Her eyes would not meet mine.

“Do you know the names of the others who went to the lodge?”

She began fidgeting with the nozzle.

“Mrs. Veckhoff?”

“Pat never talked about those trips. I left it to him. He needed privacy, being in the public eye so much.”

“Have you ever heard of the H&F Investment Group?”

“No.” She remained focused on the hose, her back to me, but I could see tension in her shoulders.

“Mrs. Veck—”

“It's late. I have to go inside now.”

“I'd like to find out if your husband had an interest in that property.”

Twisting off the spray, she dropped the hose and hurried up the walk.
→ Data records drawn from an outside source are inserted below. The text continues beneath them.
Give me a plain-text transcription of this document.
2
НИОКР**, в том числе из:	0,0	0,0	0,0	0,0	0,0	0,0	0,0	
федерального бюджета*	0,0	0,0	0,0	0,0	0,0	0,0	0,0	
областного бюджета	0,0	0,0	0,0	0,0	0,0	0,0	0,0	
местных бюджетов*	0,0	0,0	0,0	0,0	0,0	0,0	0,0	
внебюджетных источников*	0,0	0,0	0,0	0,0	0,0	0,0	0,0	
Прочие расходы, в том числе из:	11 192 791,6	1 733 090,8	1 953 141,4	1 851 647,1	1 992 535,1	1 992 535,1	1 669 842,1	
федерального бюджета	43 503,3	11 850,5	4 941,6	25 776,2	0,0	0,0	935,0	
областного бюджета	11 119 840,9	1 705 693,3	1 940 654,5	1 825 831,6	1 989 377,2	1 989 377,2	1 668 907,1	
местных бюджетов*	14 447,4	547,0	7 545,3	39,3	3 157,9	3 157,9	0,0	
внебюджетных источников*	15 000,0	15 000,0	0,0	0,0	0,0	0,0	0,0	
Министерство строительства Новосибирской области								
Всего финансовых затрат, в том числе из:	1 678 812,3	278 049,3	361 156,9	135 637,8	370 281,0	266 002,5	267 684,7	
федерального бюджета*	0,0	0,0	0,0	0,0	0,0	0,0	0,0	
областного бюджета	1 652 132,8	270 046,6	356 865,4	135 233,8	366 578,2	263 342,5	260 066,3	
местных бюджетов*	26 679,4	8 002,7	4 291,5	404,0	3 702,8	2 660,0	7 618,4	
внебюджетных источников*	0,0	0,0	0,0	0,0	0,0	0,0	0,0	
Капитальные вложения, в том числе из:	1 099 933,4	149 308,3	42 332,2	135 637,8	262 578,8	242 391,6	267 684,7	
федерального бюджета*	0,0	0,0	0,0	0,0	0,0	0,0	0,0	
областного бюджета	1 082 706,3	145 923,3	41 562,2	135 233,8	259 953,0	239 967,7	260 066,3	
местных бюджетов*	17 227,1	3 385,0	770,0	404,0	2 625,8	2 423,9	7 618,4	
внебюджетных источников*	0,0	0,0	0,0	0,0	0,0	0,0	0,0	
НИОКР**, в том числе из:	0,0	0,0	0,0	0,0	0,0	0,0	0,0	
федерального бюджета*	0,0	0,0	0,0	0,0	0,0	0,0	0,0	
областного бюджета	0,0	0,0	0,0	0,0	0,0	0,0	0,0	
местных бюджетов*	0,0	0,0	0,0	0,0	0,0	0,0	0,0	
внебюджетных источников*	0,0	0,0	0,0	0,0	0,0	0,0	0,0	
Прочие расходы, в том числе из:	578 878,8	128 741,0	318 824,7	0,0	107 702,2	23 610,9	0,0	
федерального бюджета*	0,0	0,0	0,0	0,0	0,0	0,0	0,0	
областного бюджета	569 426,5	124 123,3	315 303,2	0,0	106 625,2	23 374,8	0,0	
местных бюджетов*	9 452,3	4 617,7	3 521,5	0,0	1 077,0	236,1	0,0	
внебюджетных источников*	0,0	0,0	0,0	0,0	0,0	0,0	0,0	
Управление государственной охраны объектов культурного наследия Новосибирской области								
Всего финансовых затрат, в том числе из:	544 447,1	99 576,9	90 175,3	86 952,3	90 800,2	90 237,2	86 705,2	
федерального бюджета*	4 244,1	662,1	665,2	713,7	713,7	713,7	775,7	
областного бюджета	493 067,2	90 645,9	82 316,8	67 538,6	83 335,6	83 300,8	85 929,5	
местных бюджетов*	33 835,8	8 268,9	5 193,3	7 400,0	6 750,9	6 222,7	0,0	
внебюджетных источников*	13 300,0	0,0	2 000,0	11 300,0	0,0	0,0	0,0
“Thanks for your time, ma'am. I'm sorry to have kept you so long.”

She turned with the door half open, one veiny hand on the knob. From inside the house came the soft bong of Westminster chimes.

“Pat always said I talk too much. I denied it, told him I was just the friendly type. Now I think he was probably right. But it gets lonely being by yourself.”

The door closed, and I heard a bolt slide into place.

It's O.K., Mrs. Veckhoff. Your answers were bullshit, but they were charming bullshit. And very informative.

I dug a card from my purse, wrote my home address and number on it, and stuck it into the doorjamb.